Como ya es por todos conocido, la configuración del futuro Ejecutivo dependerá de las militancias de los autodenominados partidos de “progreso”. Partido Socialista, Unidas Podemos, Izquierda Unida y ERC han dejado en manos de sus afiliados el futuro del país. O eso tratan de transmitir las cúpulas de estas formaciones de izquierda, cuando la realidad de estos procedimientos plebiscitarios se aleja bastante de una mayor apuesta por la democracia.
El motivo radica en que estas consultas que pretenden erigirse en mecanismos de democracia directa no son sino herramientas para blindar el poder de un líder o una élite dentro del partido, así como asegurar que se lleva a cabo la postura que defienden. Además, también como de costumbre, el efecto de estas recetas, o vías, que emplea la izquierda contravienen precisamente aquello que pretenden (o eso dicen) alcanzar. En el caso de las consultas a la militancia, un procedimiento que persigue un mayor consenso.
Difícilmente pueden lograrlo cuando las citadas formaciones políticas supeditan su posicionamiento, no ya a sus votantes —esencia de la democracia representativa—, sino a sus afiliados, quienes, en el mejor de los casos, se cuentan por cientos de miles (178.651 en el caso del PSOE), mientras que, en otros, apenas llegan a un puñado de miles (como los 8.500 a los que estaba dirigida la consulta de ERC).

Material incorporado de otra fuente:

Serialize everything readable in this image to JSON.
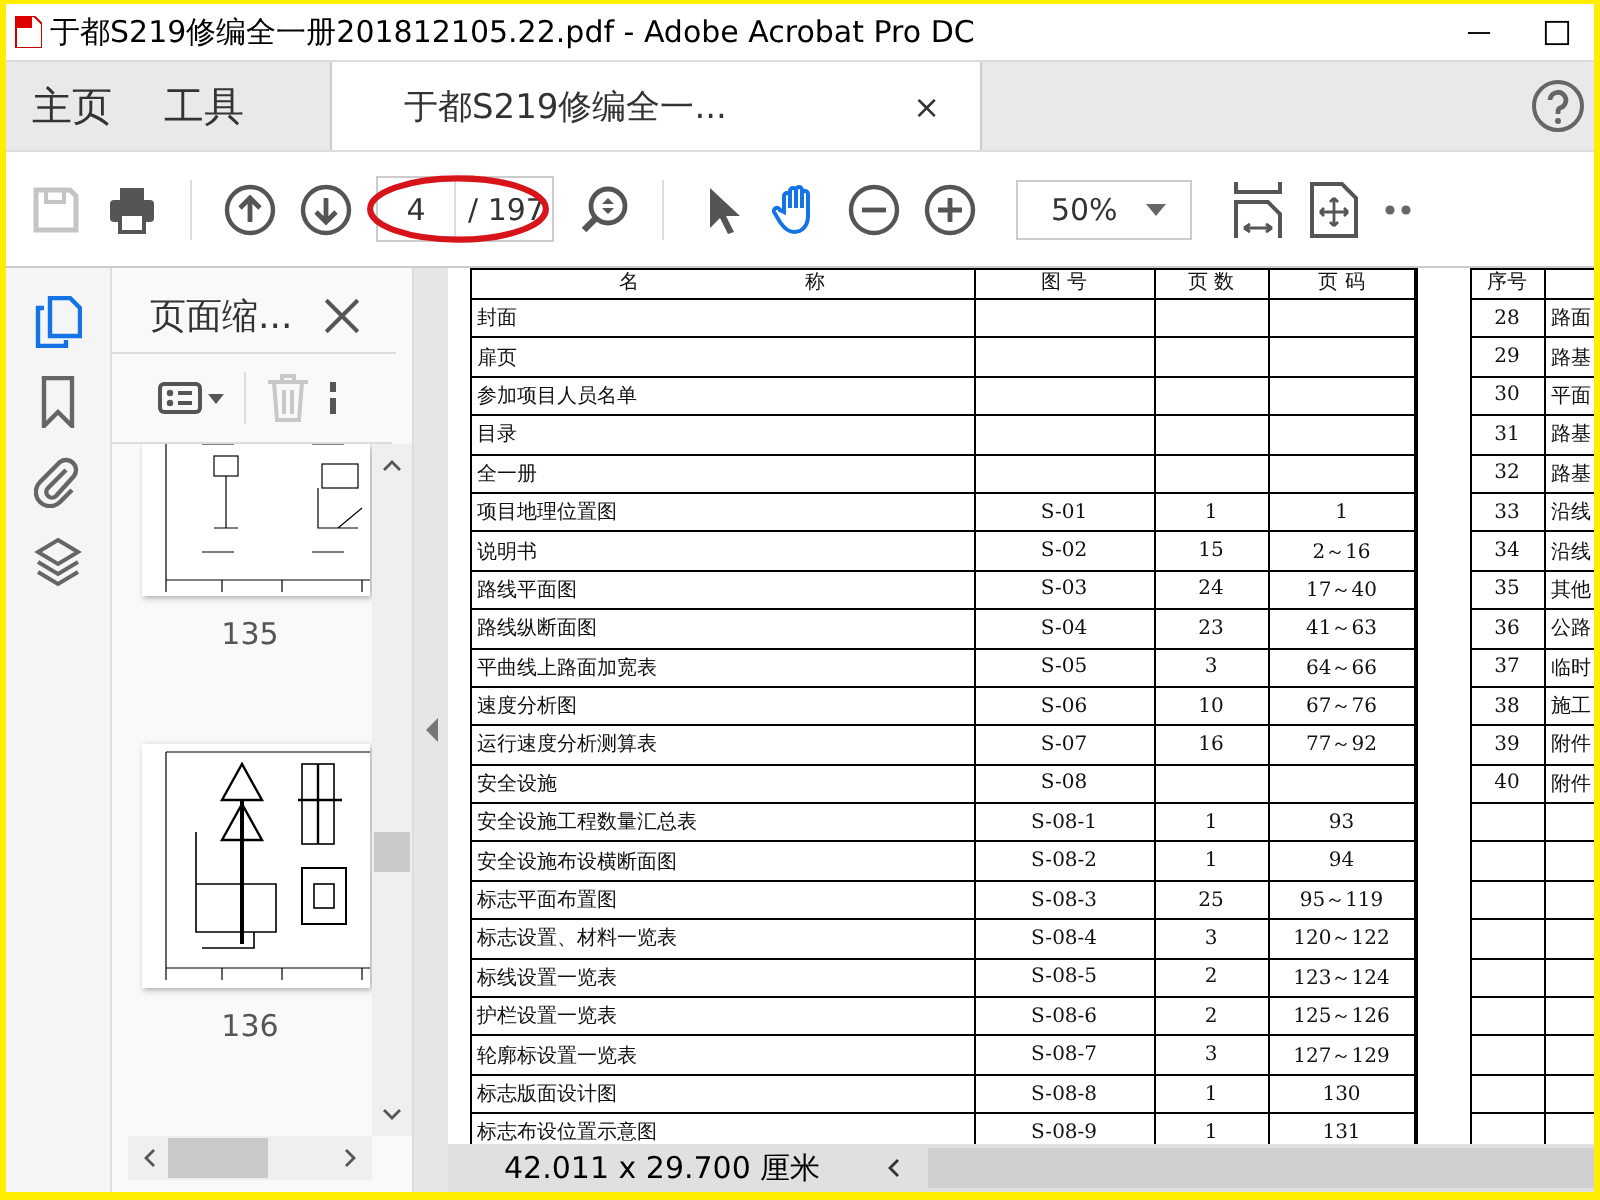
{
  "window": {
    "title": "于都S219修编全一册201812105.22.pdf - Adobe Acrobat Pro DC"
  },
  "menu_tabs": [
    {
      "label": "主页",
      "selected": false
    },
    {
      "label": "工具",
      "selected": false
    },
    {
      "label": "于都S219修编全一...",
      "selected": true,
      "close": "×"
    }
  ],
  "toolbar": {
    "save_disabled": true,
    "page": "4",
    "page_count": "/ 197",
    "zoom": "50%",
    "tools": [
      {
        "kind": "select",
        "selected": false
      },
      {
        "kind": "hand",
        "selected": true
      }
    ]
  },
  "rail": [
    {
      "kind": "pages",
      "selected": true
    },
    {
      "kind": "bookmarks",
      "selected": false
    },
    {
      "kind": "attachments",
      "selected": false
    },
    {
      "kind": "layers",
      "selected": false
    }
  ],
  "panel": {
    "title": "页面缩...",
    "delete_disabled": true,
    "thumbnails": [
      {
        "label": "135"
      },
      {
        "label": "136"
      }
    ]
  },
  "table": {
    "columns": [
      "名 称",
      "图 号",
      "页 数",
      "页 码"
    ],
    "right_columns": [
      "序号"
    ],
    "rows": [
      {
        "name": "封面"
      },
      {
        "name": "扉页"
      },
      {
        "name": "参加项目人员名单"
      },
      {
        "name": "目录"
      },
      {
        "name": "全一册"
      },
      {
        "name": "项目地理位置图",
        "drawing_no": "S-01",
        "sheets": "1",
        "pages": "1"
      },
      {
        "name": "说明书",
        "drawing_no": "S-02",
        "sheets": "15",
        "pages": "2～16"
      },
      {
        "name": "路线平面图",
        "drawing_no": "S-03",
        "sheets": "24",
        "pages": "17～40"
      },
      {
        "name": "路线纵断面图",
        "drawing_no": "S-04",
        "sheets": "23",
        "pages": "41～63"
      },
      {
        "name": "平曲线上路面加宽表",
        "drawing_no": "S-05",
        "sheets": "3",
        "pages": "64～66"
      },
      {
        "name": "速度分析图",
        "drawing_no": "S-06",
        "sheets": "10",
        "pages": "67～76"
      },
      {
        "name": "运行速度分析测算表",
        "drawing_no": "S-07",
        "sheets": "16",
        "pages": "77～92"
      },
      {
        "name": "安全设施",
        "drawing_no": "S-08"
      },
      {
        "name": "安全设施工程数量汇总表",
        "drawing_no": "S-08-1",
        "sheets": "1",
        "pages": "93"
      },
      {
        "name": "安全设施布设横断面图",
        "drawing_no": "S-08-2",
        "sheets": "1",
        "pages": "94"
      },
      {
        "name": "标志平面布置图",
        "drawing_no": "S-08-3",
        "sheets": "25",
        "pages": "95～119"
      },
      {
        "name": "标志设置、材料一览表",
        "drawing_no": "S-08-4",
        "sheets": "3",
        "pages": "120～122"
      },
      {
        "name": "标线设置一览表",
        "drawing_no": "S-08-5",
        "sheets": "2",
        "pages": "123～124"
      },
      {
        "name": "护栏设置一览表",
        "drawing_no": "S-08-6",
        "sheets": "2",
        "pages": "125～126"
      },
      {
        "name": "轮廓标设置一览表",
        "drawing_no": "S-08-7",
        "sheets": "3",
        "pages": "127～129"
      },
      {
        "name": "标志版面设计图",
        "drawing_no": "S-08-8",
        "sheets": "1",
        "pages": "130"
      },
      {
        "name": "标志布设位置示意图",
        "drawing_no": "S-08-9",
        "sheets": "1",
        "pages": "131"
      }
    ],
    "right_rows": [
      {
        "no": "28",
        "name": "路面"
      },
      {
        "no": "29",
        "name": "路基"
      },
      {
        "no": "30",
        "name": "平面"
      },
      {
        "no": "31",
        "name": "路基"
      },
      {
        "no": "32",
        "name": "路基"
      },
      {
        "no": "33",
        "name": "沿线"
      },
      {
        "no": "34",
        "name": "沿线"
      },
      {
        "no": "35",
        "name": "其他"
      },
      {
        "no": "36",
        "name": "公路"
      },
      {
        "no": "37",
        "name": "临时"
      },
      {
        "no": "38",
        "name": "施工"
      },
      {
        "no": "39",
        "name": "附件"
      },
      {
        "no": "40",
        "name": "附件"
      }
    ]
  },
  "status": {
    "page_size": "42.011 x 29.700 厘米"
  }
}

Pero el verdadero problema de someter cuestiones de envergadura a la militancia no reside únicamente en la magra proporción de consultados respecto a votantes. A este problema cuantitativo se une otro cualitativo, consistente en el hecho de que, en una amplísima mayoría, la militancia esté formada por los más leales simpatizantes del partido y de su cúpula, que, en los jerárquicos partidos políticos españoles, difícilmente se disocian —ni tan siquiera, paradójicamente, en aquellos de concepción federal como el PSOE. Así, esta especie de guardia de corps rara vez disiente de la opinión del líder o los jerarcas, lo que queda reflejado perfectamente en las preguntas que vertebran estas consultas y que pocas veces resultan neutrales.
Bien por miedo a la purga, bien por su férrea afinidad a la línea marcada por el partido, la militancia se manifiesta como el eco de la voz de su líder. Sólo así se explica el refrendo masivo al acuerdo entre el PSOE y Unidas Podemos, que se saldó con un 92% de votos a favor en el caso de la consulta del PSOE —respaldo que, seguramente, veamos replicado en la de Unidas Podemos, cuyo plazo finaliza mañana—, o la adhesión a la tesis de la cúpula de ERC por parte de un 94% de los participantes en la suya.
España no se caracteriza por la democracia interna de sus partidos, pero resulta especialmente bochornoso el ridículo maquillaje aperturista que tratan de aplicarse las formaciones de izquierda, el cual no hace sino poner más de relieve un último rasgo de la democracia plebiscitaria que practican con regularidad: el control personalista y demagogo por parte de sus líderes. Así lo señaló Weber hace casi un siglo en su Economía y sociedad (1921), al decir que la democracia plebiscitaria se trata de una suerte de dominación carismática, oculta tras la máscara de legitimidad que arroja la voluntad de los dominados —militantes—; una verdadera devoción que, unida a un instinto de supervivencia muy notable, explica por qué Sánchez e Iglesias siguen dirigiendo sus respectivos partidos. Mientras tanto, más de media España observa con estupor la materialización del abrazo de los susodichos: el enésimo ejercicio democrático de la izquierda que, como viene siendo habitual, no pasa de burda tomadura de pelo.